Schematic illustration of possible interactions between SGLT2 and Na/K-ATPase. (1) SGLT2 inhibitors inhibit apical Na+ entry through both SGLT2 and NHE3 that may account for up to ~ 70% of Na+ entry in RPTs, leading to lower intracellular Na+ concentration, and thus the Na/K-ATPase activity. This situation favors the Na/K-ATPase in an E2(P) status that favors activation of the Na/K-ATPase signaling. (2) On the other side, increases in CTS or ROS cause inhibition of the Na/K-ATPase activity that increases intracellular Na+ concentration, leading to inhibition of SGLT2 and NHE3. CTS or ROS also stimulates Na/K-ATPase signaling and subsequent endocytosis of the Na/K-ATPase and NHE3 and fibrotic response. (3) While activation of the Na/K-ATPase signaling increases oxidative stress and fibrosis, SGLT2 inhibitors reduce oxidative stress to counterbalance the fibrotic response. It is worth noting that a low dose of ouabain prevents hyperglycemia-induced apoptosis and ROS generation

Conclusion

Other than the glucose-lowering property as initially designed, SGLT2 inhibitors show profound "off-target" but beneficial cardiorenal-protective effects, promoting mechanism investigations and theories. The Na/K-ATPase is the driving force for the reabsorption of Na+ and glucose as the primary ion transporter, also affects other cellular processes as a signal transducer. Compared with SGLT2 inhibitor's beneficial effects, the Na/K-ATPase and its signaling function exert some similar effects mainly through the kidney, such as natriuresis, blood pressure-lowering, and through the heart, such as reduction of cardiac hypertrophy and fibrosis. Even though the Na/K-ATPase signaling-mediated oxidant amplification loop was established in RPTs, the similarity of the Na/K-ATPase signaling cascades in both cardiac myocytes and renal proximal tubule cells suggests that this amplification loop might be shared in both cell types.
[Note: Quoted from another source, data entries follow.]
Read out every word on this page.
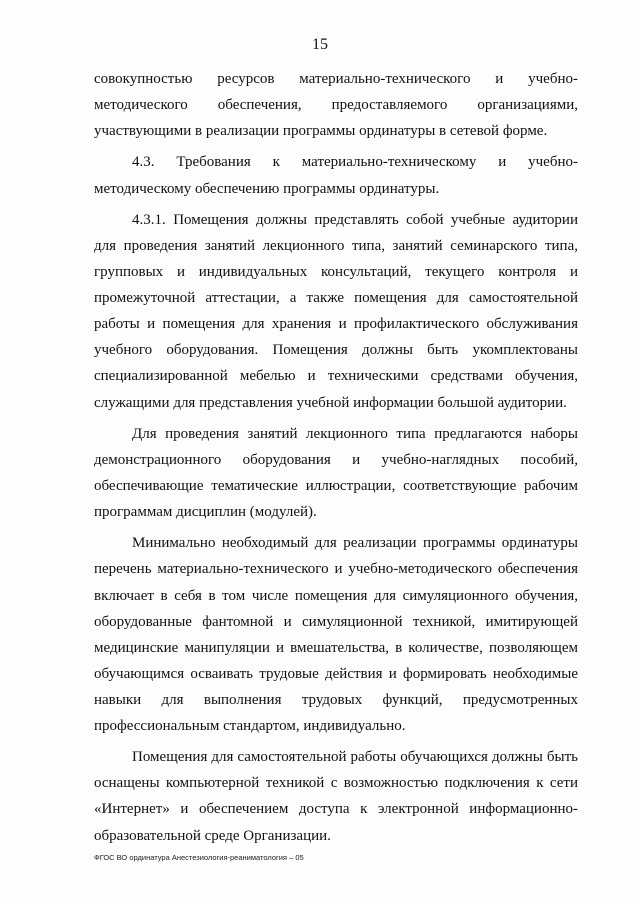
15

совокупностью ресурсов материально-технического и учебно-методического обеспечения, предоставляемого организациями, участвующими в реализации программы ординатуры в сетевой форме.

4.3. Требования к материально-техническому и учебно-методическому обеспечению программы ординатуры.

4.3.1. Помещения должны представлять собой учебные аудитории для проведения занятий лекционного типа, занятий семинарского типа, групповых и индивидуальных консультаций, текущего контроля и промежуточной аттестации, а также помещения для самостоятельной работы и помещения для хранения и профилактического обслуживания учебного оборудования. Помещения должны быть укомплектованы специализированной мебелью и техническими средствами обучения, служащими для представления учебной информации большой аудитории.

Для проведения занятий лекционного типа предлагаются наборы демонстрационного оборудования и учебно-наглядных пособий, обеспечивающие тематические иллюстрации, соответствующие рабочим программам дисциплин (модулей).

Минимально необходимый для реализации программы ординатуры перечень материально-технического и учебно-методического обеспечения включает в себя в том числе помещения для симуляционного обучения, оборудованные фантомной и симуляционной техникой, имитирующей медицинские манипуляции и вмешательства, в количестве, позволяющем обучающимся осваивать трудовые действия и формировать необходимые навыки для выполнения трудовых функций, предусмотренных профессиональным стандартом, индивидуально.

Помещения для самостоятельной работы обучающихся должны быть оснащены компьютерной техникой с возможностью подключения к сети «Интернет» и обеспечением доступа к электронной информационно-образовательной среде Организации.

ФГОС ВО ординатура Анестезиология-реаниматология – 05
For example, Ouabain-induced endocytosis of the Na/K-ATPase was first observed in HeLa cells, chick embryo heart cells, and Girardi heart cells (Aiton et al. 1981; Algharably et al. 1986; Cook 1982; Lamb and McCall 1971; Lamb and Ogden 1982). Since the signaling function of the Na/K-ATPase is redox-sensitive, a balanced ROS environment would be more beneficial. The possibility that the Na/K-ATPase and its signaling affect SGLT2 function, and vice versa, worth exploring.